New Details Emerge in Glover Case
We are inching closer to understanding what happened to Henry Glover, a 31-year-old New Orleans resident whose bizarre death in the days after Hurricane Katrina has been the focus of several ProPublica stories and has spurred a federal investigation.
In a report obtained by the New Orleans Times-Picayune, police acknowledged they had driven a car containing Glover's body to an isolated spot along the Mississippi River, saying they did so to "secure" it. The car was later found there, burned, with Glover's charred remains inside.
Glover had been shot outside a shopping center on Sept. 2, 2005. His brother and a friend say they flagged down a passer-by, who drove them in his Chevy Malibu to a nearby police compound. They say they begged police to help Glover, but instead were beaten and handcuffed as Glover bled to death.

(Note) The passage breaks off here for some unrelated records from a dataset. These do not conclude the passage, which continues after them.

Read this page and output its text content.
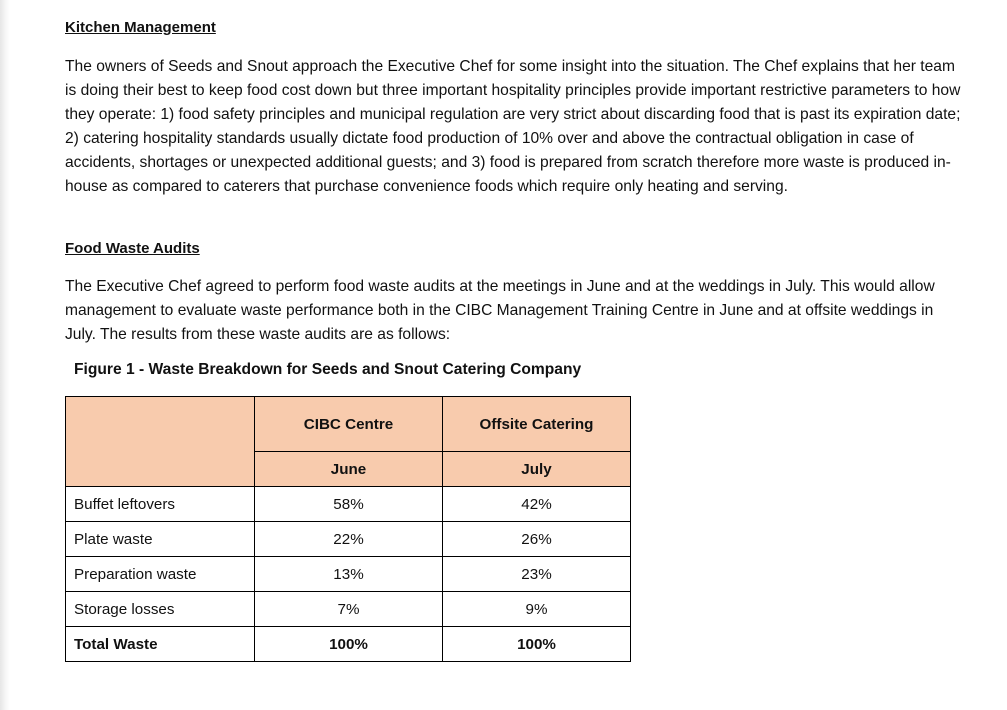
Kitchen Management

The owners of Seeds and Snout approach the Executive Chef for some insight into the situation. The Chef explains that her team is doing their best to keep food cost down but three important hospitality principles provide important restrictive parameters to how they operate: 1) food safety principles and municipal regulation are very strict about discarding food that is past its expiration date; 2) catering hospitality standards usually dictate food production of 10% over and above the contractual obligation in case of accidents, shortages or unexpected additional guests; and 3) food is prepared from scratch therefore more waste is produced in-house as compared to caterers that purchase convenience foods which require only heating and serving.

Food Waste Audits

The Executive Chef agreed to perform food waste audits at the meetings in June and at the weddings in July. This would allow management to evaluate waste performance both in the CIBC Management Training Centre in June and at offsite weddings in July. The results from these waste audits are as follows:

Figure 1 - Waste Breakdown for Seeds and Snout Catering Company
	CIBC Centre	Offsite Catering
	June	July
Buffet leftovers	58%	42%
Plate waste	22%	26%
Preparation waste	13%	23%
Storage losses	7%	9%
Total Waste	100%	100%
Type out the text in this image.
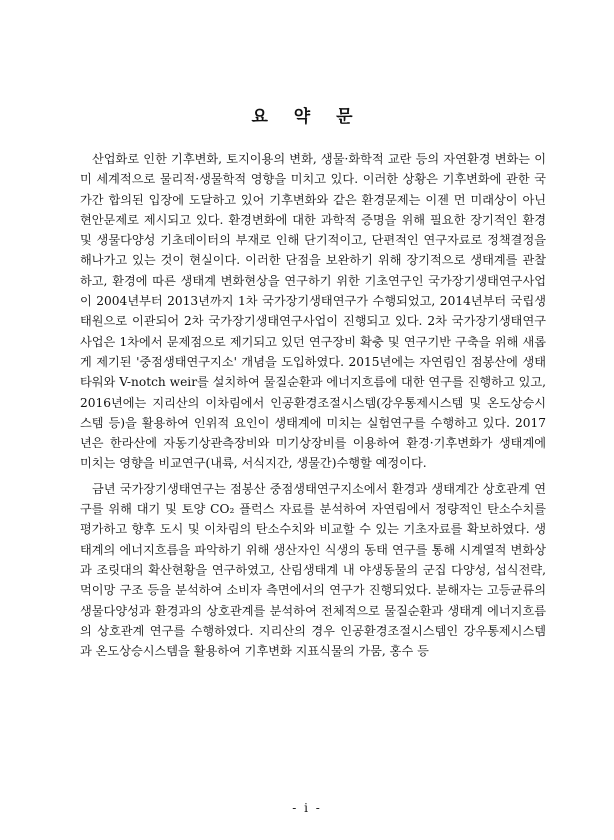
요 약 문

산업화로 인한 기후변화, 토지이용의 변화, 생물·화학적 교란 등의 자연환경 변화는 이미 세계적으로 물리적·생물학적 영향을 미치고 있다. 이러한 상황은 기후변화에 관한 국가간 합의된 입장에 도달하고 있어 기후변화와 같은 환경문제는 이젠 먼 미래상이 아닌 현안문제로 제시되고 있다. 환경변화에 대한 과학적 증명을 위해 필요한 장기적인 환경 및 생물다양성 기초데이터의 부재로 인해 단기적이고, 단편적인 연구자료로 정책결정을 해나가고 있는 것이 현실이다. 이러한 단점을 보완하기 위해 장기적으로 생태계를 관찰하고, 환경에 따른 생태계 변화현상을 연구하기 위한 기초연구인 국가장기생태연구사업이 2004년부터 2013년까지 1차 국가장기생태연구가 수행되었고, 2014년부터 국립생태원으로 이관되어 2차 국가장기생태연구사업이 진행되고 있다. 2차 국가장기생태연구사업은 1차에서 문제점으로 제기되고 있던 연구장비 확충 및 연구기반 구축을 위해 새롭게 제기된 '중점생태연구지소' 개념을 도입하였다. 2015년에는 자연림인 점봉산에 생태타워와 V-notch weir를 설치하여 물질순환과 에너지흐름에 대한 연구를 진행하고 있고, 2016년에는 지리산의 이차림에서 인공환경조절시스템(강우통제시스템 및 온도상승시스템 등)을 활용하여 인위적 요인이 생태계에 미치는 실험연구를 수행하고 있다. 2017년은 한라산에 자동기상관측장비와 미기상장비를 이용하여 환경·기후변화가 생태계에 미치는 영향을 비교연구(내륙, 서식지간, 생물간)수행할 예정이다.

금년 국가장기생태연구는 점봉산 중점생태연구지소에서 환경과 생태계간 상호관계 연구를 위해 대기 및 토양 CO₂ 플럭스 자료를 분석하여 자연림에서 정량적인 탄소수치를 평가하고 향후 도시 및 이차림의 탄소수치와 비교할 수 있는 기초자료를 확보하였다. 생태계의 에너지흐름을 파악하기 위해 생산자인 식생의 동태 연구를 통해 시계열적 변화상과 조릿대의 확산현황을 연구하였고, 산림생태계 내 야생동물의 군집 다양성, 섭식전략, 먹이망 구조 등을 분석하여 소비자 측면에서의 연구가 진행되었다. 분해자는 고등균류의 생물다양성과 환경과의 상호관계를 분석하여 전체적으로 물질순환과 생태계 에너지흐름의 상호관계 연구를 수행하였다. 지리산의 경우 인공환경조절시스템인 강우통제시스템과 온도상승시스템을 활용하여 기후변화 지표식물의 가뭄, 홍수 등

- i -
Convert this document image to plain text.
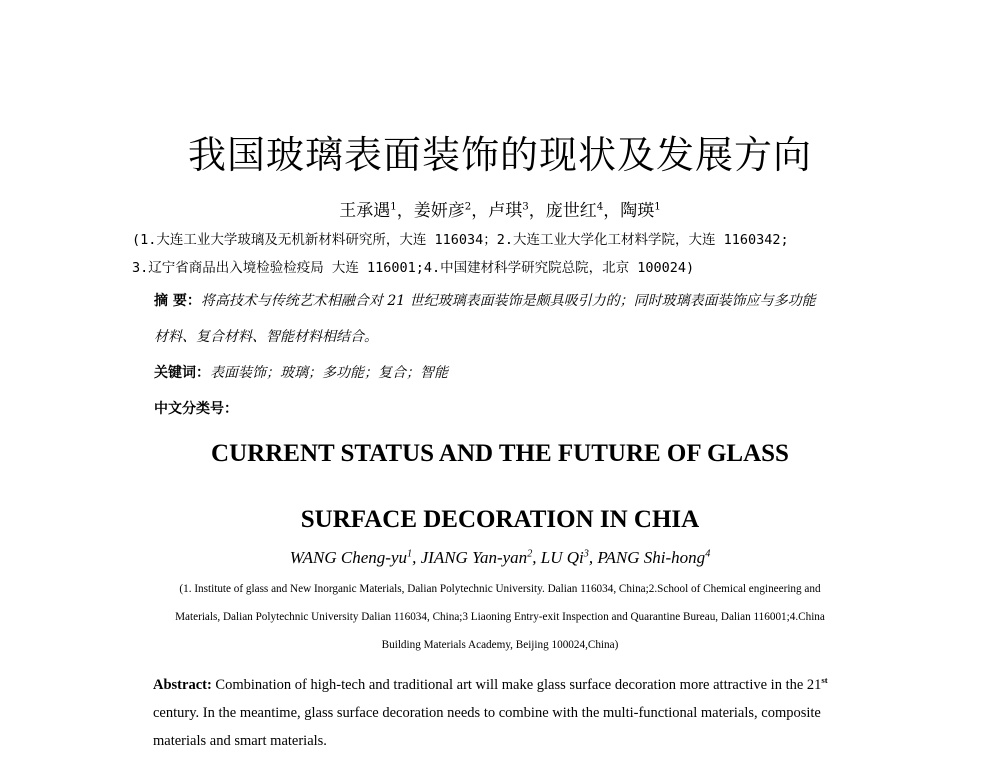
我国玻璃表面装饰的现状及发展方向
王承遇$^1$，姜妍彦$^2$，卢琪$^3$，庞世红$^4$，陶瑛$^1$
(1.大连工业大学玻璃及无机新材料研究所，大连 116034；2.大连工业大学化工材料学院，大连 1160342;
3.辽宁省商品出入境检验检疫局 大连 116001;4.中国建材科学研究院总院，北京 100024)
摘 要：将高技术与传统艺术相融合对 21 世纪玻璃表面装饰是颇具吸引力的；同时玻璃表面装饰应与多功能
材料、复合材料、智能材料相结合。
关键词：表面装饰；玻璃；多功能；复合；智能
中文分类号：
CURRENT STATUS AND THE FUTURE OF GLASS
SURFACE DECORATION IN CHIA
WANG Cheng-$yu^1$, JIANG Yan-yan$^2$, LU Qi$^3$, PANG Shi-hong$^4$
(1. Institute of glass and New Inorganic Materials, Dalian Polytechnic University. Dalian 116034, China;2.School of Chemical engineering and
Materials, Dalian Polytechnic University Dalian 116034, China;3 Liaoning Entry-exit Inspection and Quarantine Bureau, Dalian 116001;4.China
Building Materials Academy, Beijing 100024,China)
Abstract: Combination of high-tech and traditional art will make glass surface decoration more attractive in the 21st
century. In the meantime, glass surface decoration needs to combine with the multi-functional materials, composite
materials and smart materials.
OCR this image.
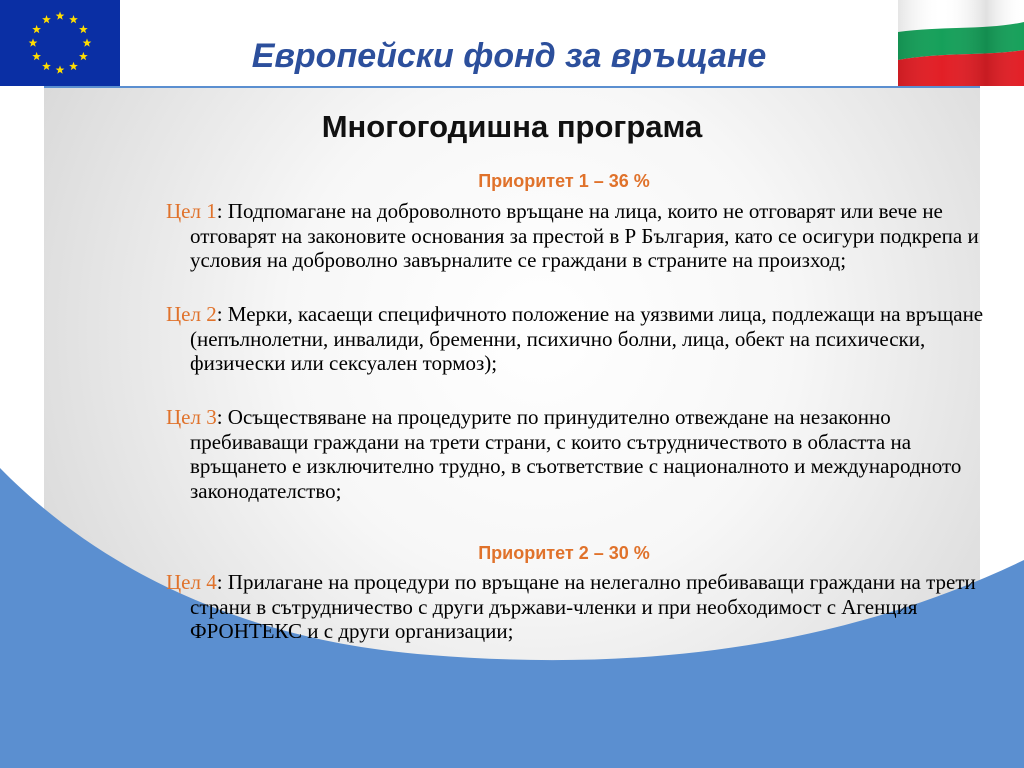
Европейски фонд за връщане
Многогодишна програма
Приоритет 1 – 36 %

Цел 1: Подпомагане на доброволното връщане на лица, които не отговарят или вече не отговарят на законовите основания за престой в Р България, като се осигури подкрепа и условия на доброволно завърналите се граждани в страните на произход;

Цел 2: Мерки, касаещи специфичното положение на уязвими лица, подлежащи на връщане (непълнолетни, инвалиди, бременни, психично болни, лица, обект на психически, физически или сексуален тормоз);

Цел 3: Осъществяване на процедурите по принудително отвеждане на незаконно пребиваващи граждани на трети страни, с които сътрудничеството в областта на връщането е изключително трудно, в съответствие с националното и международното законодателство;

Приоритет 2 – 30 %

Цел 4: Прилагане на процедури по връщане на нелегално пребиваващи граждани на трети страни в сътрудничество с други държави-членки и при необходимост с Агенция ФРОНТЕКС и с други организации;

Despite a missing persons report filed in November 2005 by Glover's mother, the New Orleans Police Department did not investigate Glover's death until February 2009, prompted by an article published by ProPublica and The Nation and supported by the Investigative Fund at The Nation Institute.
A draft report begun at that time by homicide detective Sgt. Gerard Dugue contests the accounts given by Glover's companions in several regards. It says officers, in a vehicle with its siren lights on, chased the Malibu into the compound after they noticed it speeding and driving erratically. It says there were two men with Glover, not three. Perhaps most significantly, the report alleges that Glover was already dead when the car arrived.
In an interview, New Orleans Police Capt. Jeff Winn told Dugue that he had ordered another officer to move the car to get Glover's body away from more populated areas. The report says one officer drove the Chevy Malibu to a levee with Glover's body in the backseat; another officer followed, and then drove the first officer back to the police compound. The report does not explain how the car came to be set on fire.
Dugue never completed the report because his computer was seized in August 2009 by the FBI, the Times-Picayune reports. Dugue had been implicated in the cover-up of post-Katrina shootings on the Danziger Bridge, in which officers fired upon six unarmed civilians, killing two. He was also involved in the investigation of the shooting of Danny Brumfield, who was shot to death by police outside the Ernest N. Morial Convention Center.
Glover's is one of eight cases being examined by the U.S. Department of Justice related to police misconduct after the hurricane. The Danziger bridge incident has resulted in charges against five officers; four have pleaded guilty.